Il reprenait encore le journal et, avec une avidité fiévreuse, relisait la dépêche qui précisait impitoyablement les détails de la catastrophe, la révélant déjà dans son entier, donnant des chiffres qui en accusaient l’étendue… A quoi bon s’obstiner à douter ? Le désastre était complet. S’il l’eût atteint lui seul, combien il lui eût paru plus aisé à supporter. Mais c’était son Arlette qui était frappée ; c’était pour elle que l’avenir menaçait d’être rude, comme il l’est sans merci pour les pauvres ; c’était elle, la chère et joyeuse petite créature, qui connaîtrait peut-être la gêne, la misère des conditions dépendantes, l’amertume du pain à gagner.

Tout cela, le docteur en eut en un instant la perception nette, et une angoisse l’étreignit tout entier, tandis qu’une supplication désespérée sanglotait dans son cœur :

— Vivre, mon Dieu ! Vivre encore ! Vivre longtemps à cause d’elle !

La voix du capitaine s’éleva, enrouée par l’émotion :

— Morgane, mon vieux camarade, si je puis vous être bon à quelque chose, vous savez, n’est-ce pas ? que je suis tout à vous et que vous me causerez une grande joie, une des plus grandes joies que je puisse encore éprouver, en usant de moi le plus que vous le pourrez… Catherine et moi, nous avons toujours considéré votre Arlette comme étant un peu à nous, et nous l’aimons comme notre enfant !

— Je le sais, mon ami, et je vous remercie de me le redire aujourd’hui ! Mais, en ce moment, vous êtes impuissants comme moi devant ce nouveau malheur, s’il est réel… Et il faut que j’aille m’en assurer. C’est une torture que cette incertitude !

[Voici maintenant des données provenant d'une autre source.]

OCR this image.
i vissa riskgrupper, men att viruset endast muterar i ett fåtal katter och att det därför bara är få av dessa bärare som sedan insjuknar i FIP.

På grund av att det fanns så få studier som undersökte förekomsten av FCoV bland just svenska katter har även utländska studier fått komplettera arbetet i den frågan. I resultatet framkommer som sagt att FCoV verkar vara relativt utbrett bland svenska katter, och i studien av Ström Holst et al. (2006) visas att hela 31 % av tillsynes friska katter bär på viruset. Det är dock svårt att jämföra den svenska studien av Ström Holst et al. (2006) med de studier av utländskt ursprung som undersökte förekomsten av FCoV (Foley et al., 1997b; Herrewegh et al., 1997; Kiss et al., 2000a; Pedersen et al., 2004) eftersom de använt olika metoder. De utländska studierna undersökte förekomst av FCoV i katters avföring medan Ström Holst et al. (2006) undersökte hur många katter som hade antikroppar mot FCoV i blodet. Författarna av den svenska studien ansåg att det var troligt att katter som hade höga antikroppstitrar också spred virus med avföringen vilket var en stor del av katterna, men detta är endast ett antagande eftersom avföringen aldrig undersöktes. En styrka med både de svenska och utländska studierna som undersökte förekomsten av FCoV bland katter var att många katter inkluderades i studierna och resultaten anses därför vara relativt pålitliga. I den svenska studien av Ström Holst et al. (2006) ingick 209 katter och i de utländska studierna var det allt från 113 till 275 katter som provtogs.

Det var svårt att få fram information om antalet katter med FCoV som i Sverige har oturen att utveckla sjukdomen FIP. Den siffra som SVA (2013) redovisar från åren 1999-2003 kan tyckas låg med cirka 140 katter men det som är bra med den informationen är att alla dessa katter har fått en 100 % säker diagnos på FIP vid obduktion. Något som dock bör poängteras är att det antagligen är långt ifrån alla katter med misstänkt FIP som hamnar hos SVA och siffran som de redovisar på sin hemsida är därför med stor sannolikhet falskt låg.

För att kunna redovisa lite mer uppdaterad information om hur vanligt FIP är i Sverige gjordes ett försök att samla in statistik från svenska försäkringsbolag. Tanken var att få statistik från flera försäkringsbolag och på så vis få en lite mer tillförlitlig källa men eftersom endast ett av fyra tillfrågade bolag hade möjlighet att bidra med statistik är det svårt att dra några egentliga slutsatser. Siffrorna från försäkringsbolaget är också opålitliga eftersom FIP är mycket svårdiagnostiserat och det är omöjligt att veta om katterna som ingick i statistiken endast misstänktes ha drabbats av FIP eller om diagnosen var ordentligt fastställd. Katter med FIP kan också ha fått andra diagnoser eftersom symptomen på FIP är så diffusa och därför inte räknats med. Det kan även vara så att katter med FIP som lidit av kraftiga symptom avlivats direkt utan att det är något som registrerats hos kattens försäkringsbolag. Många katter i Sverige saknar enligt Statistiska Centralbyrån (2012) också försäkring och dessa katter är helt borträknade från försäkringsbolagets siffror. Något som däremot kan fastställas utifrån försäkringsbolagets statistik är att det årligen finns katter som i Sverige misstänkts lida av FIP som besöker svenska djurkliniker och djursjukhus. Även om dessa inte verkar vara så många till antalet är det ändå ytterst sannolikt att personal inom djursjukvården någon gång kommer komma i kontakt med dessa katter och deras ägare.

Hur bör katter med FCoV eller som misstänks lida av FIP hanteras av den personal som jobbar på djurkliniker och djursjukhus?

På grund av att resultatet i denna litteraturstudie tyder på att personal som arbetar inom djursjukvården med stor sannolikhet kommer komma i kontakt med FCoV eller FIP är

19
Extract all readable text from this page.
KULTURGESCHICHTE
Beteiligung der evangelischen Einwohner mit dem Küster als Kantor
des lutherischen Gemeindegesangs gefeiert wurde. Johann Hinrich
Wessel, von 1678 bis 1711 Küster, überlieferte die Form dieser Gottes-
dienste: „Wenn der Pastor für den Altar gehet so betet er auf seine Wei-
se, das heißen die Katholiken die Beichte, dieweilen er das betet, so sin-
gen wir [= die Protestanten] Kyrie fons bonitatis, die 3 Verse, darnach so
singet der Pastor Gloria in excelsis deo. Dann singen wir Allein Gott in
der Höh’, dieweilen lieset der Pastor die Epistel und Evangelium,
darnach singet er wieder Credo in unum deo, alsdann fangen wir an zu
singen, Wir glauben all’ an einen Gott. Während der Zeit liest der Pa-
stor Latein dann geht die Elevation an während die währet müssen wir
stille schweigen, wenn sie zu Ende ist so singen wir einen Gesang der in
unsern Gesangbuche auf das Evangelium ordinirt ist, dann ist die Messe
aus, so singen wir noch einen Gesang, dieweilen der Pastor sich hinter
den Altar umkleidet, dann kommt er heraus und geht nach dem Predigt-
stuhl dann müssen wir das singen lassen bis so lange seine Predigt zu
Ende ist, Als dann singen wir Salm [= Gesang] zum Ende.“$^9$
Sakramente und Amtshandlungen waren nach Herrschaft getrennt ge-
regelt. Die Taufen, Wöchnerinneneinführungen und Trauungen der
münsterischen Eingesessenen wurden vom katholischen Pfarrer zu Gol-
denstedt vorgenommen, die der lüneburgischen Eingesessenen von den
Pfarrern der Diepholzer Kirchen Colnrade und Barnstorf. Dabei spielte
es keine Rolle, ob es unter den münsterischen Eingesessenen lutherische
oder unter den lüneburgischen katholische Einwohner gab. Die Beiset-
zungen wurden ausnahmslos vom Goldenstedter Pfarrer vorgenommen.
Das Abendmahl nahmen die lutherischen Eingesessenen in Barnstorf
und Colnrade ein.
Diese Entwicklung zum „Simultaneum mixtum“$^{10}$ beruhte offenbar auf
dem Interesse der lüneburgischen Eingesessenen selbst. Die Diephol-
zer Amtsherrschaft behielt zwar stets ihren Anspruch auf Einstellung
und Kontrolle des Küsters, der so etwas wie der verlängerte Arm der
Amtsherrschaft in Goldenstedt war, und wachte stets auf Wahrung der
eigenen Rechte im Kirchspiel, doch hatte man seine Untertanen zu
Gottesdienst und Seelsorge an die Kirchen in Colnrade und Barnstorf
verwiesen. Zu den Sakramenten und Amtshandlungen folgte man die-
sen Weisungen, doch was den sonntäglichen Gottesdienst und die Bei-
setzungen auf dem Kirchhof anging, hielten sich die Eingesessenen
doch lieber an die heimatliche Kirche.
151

Les deux hommes se rapprochèrent dans une étreinte profonde, sans que le capitaine ajoutât un mot, sûr que Morgane et lui se comprenaient, ayant foi l’un dans l’autre.

Avec Mlle Malouzec, le docteur sortit de la chambre. Dans la pièce voisine, il s’arrêta une minute, rassemblant toute sa volonté pour dominer la double souffrance, morale et physique, qui le meurtrissait. D’un geste spontané, la vieille demoiselle lui tendit ses deux mains. Leurs yeux se rencontrèrent, et ils étaient pleins de larmes.